La créatinémie est un marqueur imparfait du DFG. Elle garde cependant une valeur d'alerte. En effet, 85 % des adultes avec un DFG inférieur à 60 ml/min/1,73m2 ont une créatinémie supérieure à 15,4 g/l (137 mmol) pour les hommes et supérieure à 11g/l (104 mmol) chez les femmes.
-› L’IR légère (stade I) est définie par un DFG inférieur à 60 ml/min/1,73m2. L'IR modérée (stade II) est définie par un DFG compris entre 30 et 59. L’IR sévère (stade III) par un DFG compris entre 29 et 15. Et l’IR terminale (stade IV) par un DFG inférieur à 15. Mais une maladie rénale chronique peut coexister avec un DFG supérieur ou à 60 ; dans ce cas, elle est définie par des marqueurs d'atteinte rénale persistant depuis plus de trois mois.
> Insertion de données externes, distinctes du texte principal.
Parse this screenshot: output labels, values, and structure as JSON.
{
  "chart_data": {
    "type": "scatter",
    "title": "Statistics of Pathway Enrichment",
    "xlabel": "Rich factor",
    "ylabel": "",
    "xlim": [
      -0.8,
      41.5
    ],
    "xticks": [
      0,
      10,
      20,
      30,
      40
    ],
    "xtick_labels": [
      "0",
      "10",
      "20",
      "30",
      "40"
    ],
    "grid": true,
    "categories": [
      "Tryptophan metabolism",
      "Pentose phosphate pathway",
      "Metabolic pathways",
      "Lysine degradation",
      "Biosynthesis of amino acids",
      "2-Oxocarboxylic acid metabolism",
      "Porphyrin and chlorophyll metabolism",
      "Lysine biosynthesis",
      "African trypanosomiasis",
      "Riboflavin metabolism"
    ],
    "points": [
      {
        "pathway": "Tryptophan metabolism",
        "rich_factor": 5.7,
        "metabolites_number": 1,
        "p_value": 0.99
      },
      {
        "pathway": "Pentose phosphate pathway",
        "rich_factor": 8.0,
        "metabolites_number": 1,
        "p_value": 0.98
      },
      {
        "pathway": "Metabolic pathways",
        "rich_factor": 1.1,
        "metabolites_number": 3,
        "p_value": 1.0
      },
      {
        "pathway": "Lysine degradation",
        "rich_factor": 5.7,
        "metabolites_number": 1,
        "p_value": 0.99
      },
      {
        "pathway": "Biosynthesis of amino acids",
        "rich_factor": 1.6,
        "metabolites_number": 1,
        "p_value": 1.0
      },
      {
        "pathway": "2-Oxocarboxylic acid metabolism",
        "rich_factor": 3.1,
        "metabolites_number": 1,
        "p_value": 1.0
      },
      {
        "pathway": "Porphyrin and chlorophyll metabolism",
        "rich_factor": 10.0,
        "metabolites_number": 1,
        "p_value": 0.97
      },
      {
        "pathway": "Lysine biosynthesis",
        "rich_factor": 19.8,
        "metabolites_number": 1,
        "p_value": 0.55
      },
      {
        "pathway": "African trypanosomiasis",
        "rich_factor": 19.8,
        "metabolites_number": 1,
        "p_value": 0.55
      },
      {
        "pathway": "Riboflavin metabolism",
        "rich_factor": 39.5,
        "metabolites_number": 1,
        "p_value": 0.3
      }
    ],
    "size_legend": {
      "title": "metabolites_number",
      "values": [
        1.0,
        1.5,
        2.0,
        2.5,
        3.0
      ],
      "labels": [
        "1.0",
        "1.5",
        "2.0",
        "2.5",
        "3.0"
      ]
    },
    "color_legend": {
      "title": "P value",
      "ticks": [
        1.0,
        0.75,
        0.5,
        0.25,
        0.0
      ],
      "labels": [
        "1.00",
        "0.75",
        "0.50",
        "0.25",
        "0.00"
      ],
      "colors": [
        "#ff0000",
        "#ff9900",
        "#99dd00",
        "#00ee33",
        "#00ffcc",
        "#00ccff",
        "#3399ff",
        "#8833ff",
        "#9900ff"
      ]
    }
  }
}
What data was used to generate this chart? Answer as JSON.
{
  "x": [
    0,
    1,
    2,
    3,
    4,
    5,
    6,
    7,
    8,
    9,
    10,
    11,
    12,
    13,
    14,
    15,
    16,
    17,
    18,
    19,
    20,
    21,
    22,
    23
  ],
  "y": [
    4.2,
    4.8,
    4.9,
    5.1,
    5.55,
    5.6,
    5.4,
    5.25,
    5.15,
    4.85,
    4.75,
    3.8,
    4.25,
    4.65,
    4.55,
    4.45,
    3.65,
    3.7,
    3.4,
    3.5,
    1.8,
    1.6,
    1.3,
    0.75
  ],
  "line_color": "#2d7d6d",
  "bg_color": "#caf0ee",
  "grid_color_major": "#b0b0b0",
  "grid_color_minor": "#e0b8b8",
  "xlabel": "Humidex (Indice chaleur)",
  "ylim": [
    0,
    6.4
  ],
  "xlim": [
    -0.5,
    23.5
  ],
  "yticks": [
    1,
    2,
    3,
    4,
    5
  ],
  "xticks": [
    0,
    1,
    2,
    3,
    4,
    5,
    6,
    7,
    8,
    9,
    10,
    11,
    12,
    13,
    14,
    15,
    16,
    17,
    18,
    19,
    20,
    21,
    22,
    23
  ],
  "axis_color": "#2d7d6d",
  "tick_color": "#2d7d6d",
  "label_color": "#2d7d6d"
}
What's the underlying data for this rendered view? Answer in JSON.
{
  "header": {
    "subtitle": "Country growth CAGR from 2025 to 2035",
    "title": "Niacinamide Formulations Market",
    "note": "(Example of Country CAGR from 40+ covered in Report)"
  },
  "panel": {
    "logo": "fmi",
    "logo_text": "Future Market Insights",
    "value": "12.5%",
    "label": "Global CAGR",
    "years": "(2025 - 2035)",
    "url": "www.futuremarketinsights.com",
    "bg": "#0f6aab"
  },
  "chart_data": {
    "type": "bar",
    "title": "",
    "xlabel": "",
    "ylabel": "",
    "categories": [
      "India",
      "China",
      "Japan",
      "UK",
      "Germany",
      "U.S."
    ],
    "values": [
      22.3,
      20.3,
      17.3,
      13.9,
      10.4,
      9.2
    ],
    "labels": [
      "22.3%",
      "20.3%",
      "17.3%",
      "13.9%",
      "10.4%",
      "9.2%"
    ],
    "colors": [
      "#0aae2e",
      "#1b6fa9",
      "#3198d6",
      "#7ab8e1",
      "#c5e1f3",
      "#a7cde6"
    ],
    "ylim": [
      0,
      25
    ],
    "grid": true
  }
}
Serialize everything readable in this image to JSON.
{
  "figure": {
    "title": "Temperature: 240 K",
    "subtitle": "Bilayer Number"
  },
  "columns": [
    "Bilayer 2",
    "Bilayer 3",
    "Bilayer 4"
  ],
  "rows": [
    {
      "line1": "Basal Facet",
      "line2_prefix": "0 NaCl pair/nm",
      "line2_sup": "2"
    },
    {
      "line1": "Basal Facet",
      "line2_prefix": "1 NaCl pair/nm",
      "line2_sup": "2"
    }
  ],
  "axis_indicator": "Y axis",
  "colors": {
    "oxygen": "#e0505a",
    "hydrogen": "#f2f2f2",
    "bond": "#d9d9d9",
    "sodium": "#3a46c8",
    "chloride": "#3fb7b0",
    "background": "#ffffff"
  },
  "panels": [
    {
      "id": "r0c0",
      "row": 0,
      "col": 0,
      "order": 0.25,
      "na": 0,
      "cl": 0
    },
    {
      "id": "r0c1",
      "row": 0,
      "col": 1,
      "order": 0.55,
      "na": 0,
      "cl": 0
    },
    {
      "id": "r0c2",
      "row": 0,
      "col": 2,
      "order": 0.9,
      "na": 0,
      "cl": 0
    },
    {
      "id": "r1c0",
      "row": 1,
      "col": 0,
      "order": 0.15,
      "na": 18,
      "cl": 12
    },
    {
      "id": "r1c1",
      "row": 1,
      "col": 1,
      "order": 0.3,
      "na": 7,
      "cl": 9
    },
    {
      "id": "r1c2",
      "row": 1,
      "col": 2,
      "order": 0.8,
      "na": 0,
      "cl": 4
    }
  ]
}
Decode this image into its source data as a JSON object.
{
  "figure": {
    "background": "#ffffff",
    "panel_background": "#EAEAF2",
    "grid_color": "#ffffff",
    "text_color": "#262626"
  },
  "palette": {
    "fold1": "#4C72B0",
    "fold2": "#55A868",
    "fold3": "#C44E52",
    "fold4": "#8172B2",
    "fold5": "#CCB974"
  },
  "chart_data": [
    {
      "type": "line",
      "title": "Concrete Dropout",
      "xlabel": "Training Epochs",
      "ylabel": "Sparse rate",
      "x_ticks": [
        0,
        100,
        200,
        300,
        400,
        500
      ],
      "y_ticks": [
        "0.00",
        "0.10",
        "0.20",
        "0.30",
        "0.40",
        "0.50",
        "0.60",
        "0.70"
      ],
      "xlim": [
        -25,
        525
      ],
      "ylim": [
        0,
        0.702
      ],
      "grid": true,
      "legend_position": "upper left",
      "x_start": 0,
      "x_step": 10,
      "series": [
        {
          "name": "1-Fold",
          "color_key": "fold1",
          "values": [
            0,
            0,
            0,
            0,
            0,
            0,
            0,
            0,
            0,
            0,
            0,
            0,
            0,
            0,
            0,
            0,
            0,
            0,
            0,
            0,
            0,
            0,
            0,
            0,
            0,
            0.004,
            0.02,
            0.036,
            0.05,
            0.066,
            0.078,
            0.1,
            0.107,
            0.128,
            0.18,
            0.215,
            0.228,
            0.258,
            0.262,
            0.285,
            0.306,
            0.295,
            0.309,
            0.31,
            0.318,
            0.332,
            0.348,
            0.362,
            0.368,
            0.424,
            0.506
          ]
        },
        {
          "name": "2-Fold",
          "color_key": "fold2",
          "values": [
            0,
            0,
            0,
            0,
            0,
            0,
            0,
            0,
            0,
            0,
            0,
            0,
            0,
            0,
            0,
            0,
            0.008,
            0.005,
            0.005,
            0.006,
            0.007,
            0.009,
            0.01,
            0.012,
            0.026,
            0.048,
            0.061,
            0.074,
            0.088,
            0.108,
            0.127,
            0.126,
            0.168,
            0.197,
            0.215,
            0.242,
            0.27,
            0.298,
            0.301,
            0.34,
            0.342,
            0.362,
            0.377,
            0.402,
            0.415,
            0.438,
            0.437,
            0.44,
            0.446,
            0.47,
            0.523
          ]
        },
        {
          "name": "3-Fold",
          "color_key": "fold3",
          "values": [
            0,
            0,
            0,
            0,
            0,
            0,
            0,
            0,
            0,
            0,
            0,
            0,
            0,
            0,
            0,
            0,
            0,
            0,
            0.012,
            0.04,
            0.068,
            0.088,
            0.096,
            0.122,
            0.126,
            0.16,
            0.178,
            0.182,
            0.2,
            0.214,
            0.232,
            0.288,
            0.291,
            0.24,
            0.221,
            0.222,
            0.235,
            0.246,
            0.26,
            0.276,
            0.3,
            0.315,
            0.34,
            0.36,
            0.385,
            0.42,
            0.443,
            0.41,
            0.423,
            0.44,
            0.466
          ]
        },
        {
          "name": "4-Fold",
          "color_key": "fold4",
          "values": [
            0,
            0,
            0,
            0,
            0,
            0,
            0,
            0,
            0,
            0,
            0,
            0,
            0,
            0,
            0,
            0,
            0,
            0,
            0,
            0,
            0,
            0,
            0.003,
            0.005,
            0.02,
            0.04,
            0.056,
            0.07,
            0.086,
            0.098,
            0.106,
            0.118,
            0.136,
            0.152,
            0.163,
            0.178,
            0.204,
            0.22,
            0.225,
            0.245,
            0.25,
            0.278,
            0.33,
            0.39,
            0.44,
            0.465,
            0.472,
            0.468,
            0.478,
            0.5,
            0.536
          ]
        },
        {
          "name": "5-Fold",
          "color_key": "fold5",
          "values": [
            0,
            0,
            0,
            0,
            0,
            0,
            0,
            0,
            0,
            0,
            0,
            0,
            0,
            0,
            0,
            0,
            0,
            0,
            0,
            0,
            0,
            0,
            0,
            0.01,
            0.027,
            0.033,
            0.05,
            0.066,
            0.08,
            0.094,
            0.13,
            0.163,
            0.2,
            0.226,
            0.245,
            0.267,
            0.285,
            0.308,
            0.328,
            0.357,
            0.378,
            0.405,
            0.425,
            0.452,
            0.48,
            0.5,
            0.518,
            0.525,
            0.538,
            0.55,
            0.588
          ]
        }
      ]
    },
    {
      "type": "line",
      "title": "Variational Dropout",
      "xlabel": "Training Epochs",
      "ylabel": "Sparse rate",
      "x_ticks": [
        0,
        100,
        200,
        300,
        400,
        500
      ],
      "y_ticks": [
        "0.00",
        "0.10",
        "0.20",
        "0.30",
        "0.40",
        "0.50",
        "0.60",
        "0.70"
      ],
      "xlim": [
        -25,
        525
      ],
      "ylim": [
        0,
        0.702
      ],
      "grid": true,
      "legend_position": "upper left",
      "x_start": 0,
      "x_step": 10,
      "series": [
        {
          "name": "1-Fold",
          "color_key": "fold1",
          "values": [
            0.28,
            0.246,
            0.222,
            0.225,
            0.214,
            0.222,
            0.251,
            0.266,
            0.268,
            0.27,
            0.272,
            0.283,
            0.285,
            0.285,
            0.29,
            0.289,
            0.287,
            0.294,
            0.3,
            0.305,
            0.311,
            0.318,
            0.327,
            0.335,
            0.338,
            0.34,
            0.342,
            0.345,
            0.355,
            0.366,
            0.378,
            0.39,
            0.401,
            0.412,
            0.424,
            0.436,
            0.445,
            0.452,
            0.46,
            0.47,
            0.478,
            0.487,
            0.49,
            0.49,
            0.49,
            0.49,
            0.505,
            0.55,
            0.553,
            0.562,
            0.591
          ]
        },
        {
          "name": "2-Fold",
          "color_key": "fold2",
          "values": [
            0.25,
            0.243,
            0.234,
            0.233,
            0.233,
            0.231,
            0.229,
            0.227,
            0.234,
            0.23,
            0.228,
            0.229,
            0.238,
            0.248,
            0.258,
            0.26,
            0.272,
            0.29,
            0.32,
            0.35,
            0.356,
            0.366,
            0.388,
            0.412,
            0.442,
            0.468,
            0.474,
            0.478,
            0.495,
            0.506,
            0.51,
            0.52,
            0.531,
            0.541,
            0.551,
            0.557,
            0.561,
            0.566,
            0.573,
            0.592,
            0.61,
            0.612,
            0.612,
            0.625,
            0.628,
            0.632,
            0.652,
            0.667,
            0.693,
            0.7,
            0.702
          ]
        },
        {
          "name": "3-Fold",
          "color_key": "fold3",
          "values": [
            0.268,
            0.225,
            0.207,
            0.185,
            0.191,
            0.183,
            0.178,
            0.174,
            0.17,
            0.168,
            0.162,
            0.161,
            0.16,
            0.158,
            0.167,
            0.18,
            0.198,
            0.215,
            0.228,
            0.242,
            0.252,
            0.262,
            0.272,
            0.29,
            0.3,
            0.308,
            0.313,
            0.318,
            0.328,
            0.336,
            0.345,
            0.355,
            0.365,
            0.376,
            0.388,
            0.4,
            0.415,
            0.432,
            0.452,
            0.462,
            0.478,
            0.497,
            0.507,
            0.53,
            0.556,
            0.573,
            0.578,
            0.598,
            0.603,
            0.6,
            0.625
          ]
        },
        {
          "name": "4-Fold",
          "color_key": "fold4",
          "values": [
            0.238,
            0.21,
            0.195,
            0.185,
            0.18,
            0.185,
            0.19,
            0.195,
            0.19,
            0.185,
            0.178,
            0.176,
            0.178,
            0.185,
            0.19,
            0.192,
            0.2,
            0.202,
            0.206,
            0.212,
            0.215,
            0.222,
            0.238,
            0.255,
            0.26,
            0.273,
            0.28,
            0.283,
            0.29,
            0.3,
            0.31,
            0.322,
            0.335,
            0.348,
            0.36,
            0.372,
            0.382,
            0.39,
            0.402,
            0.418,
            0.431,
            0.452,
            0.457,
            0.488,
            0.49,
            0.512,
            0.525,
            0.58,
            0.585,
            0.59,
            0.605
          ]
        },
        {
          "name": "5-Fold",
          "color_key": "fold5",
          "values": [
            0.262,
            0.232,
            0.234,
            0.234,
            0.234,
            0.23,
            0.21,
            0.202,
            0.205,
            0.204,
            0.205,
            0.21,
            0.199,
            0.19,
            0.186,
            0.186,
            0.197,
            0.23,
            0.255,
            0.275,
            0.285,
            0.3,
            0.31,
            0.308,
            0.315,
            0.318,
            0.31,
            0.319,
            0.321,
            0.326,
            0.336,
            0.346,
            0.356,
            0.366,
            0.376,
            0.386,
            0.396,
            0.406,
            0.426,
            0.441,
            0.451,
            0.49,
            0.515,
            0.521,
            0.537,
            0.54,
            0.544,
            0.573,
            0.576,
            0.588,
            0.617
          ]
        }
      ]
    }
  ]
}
Quels sont les marqueurs d'atteinte rénale ?
Ces marqueurs sont biologiques urinaires et échographiques.
-› Concernant les marqueurs biologiques, il s'agit de l'albuminurie, de la protéinurie, de la microalbuminurie chez le diabétique ou l’hypertendu, de l'hématurie et de la leucocyturie. Théoriquement, l'albuminurie physiologique doit être comprise entre 0 et 50 mg/24h, la microalbuminurie entre 50 et 300 mg/24h, la protéinurie franche supérieure à 300 mg/24h. En pratique, ces dosages se font sur échantillon ; c'est pourquoi on demande aussi la créatinurie. Un rapport « protéinurie sur créatininurie » supérieur à 200 (mg/g) et un rapport « albuminurie sur créatininurie » supérieur à 2 (mg/micromol) signent une IRC, même si le DFG est normal.
L'hématurie est pathologique quand les GR sont supérieurs à 10 000 par ml ; la leucocyturie est pathologique quand les GB son supérieurs à 10 000 par ml.
-› Concernant les marqueurs échographiques, l'asymétrie, de taille, les contours bosselés, les reins trop gros ou trop petits, une lithiase ou une hydronéphrose doivent être recherchés.